For anyone who knows me, I’m the sass queen. I am constantly rolling my eyes and making sassy comments and teasing people left and right. However, as I’ve gone through college I’ve learned that it’s important to know when to tame the beast. Because if you aren’t careful, you could end up hurting someone’s feelings or rubbing someone the wrong way. College is a particularly stressful time and I think a lot of my sass comes from the stress. I know I’ve always been sassy but it didn’t get bad until last year when I took on too many things (see “Belt” blog). However, sass may also just come from personal defense or the need to fit in. Knowing the consequences of being too feisty, I want to give some tips to other people who, like myself, find themselves on the sassy side.
- Try to tone it down when meeting new people.

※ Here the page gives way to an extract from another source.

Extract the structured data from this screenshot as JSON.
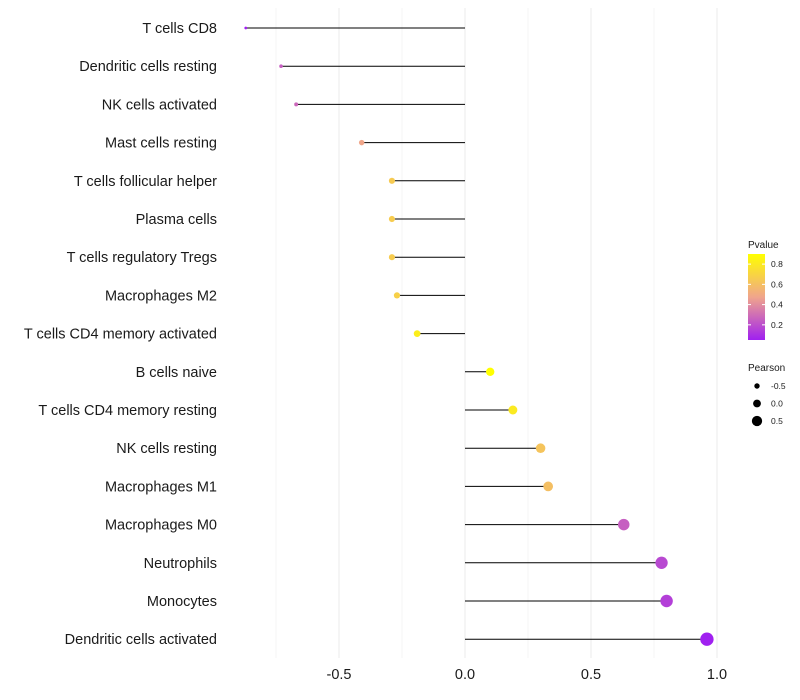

If someone doesn’t know you, they won’t know if you’re being sarcastic or serious. It’s important if you want to make a good impression to be less sarcastic and sassy and just be natural. I personally don’t always succeed at this because sassy is part of my natural but I know it’s important to gauge my audience and go from there. Sass isn’t just a spicket you turn off and on, there are levels to it and it’s important to know what level is appropriate.
- Take it easy on your friends. I know a lot of my friends get tired of my sass. Luckily, I know a lot of outspoken individuals so they never have an issue telling me to check myself. However, I can tell that sometimes it bothers them more than they let on. No one wants to be around someone who is sassy all the time. Some of my friends even feel that I’m being critical of them when I mean a comment as a joke. Give your friends a break now and again because if you want to keep them around, they deserve to be treated right.
- Never, EVER sass via text. If you have a solid enough relationship with someone where they can understand every inflection of your typing, great. However, this is not the case for most people so you must tread carefully over text. I have started plenty of fights with my boyfriend because something I said was taken badly. Trust me, you get tired of having to back track and explain everything and they get tired of feeling attacked, it’s a lose/lose.
The reason I wrote this blog was because lately I feel like I’ve been hurting a lot of feelings with my sass. I know in today’s culture, it’s seen as cool to be witty and clever and girls who are sassy are desirable. However, from personal experience I know that being sarcastic is not always funny. Hopefully if you find yourself as someone who is a sass master, you’ll take my advice so that you don’t hurt feelings too.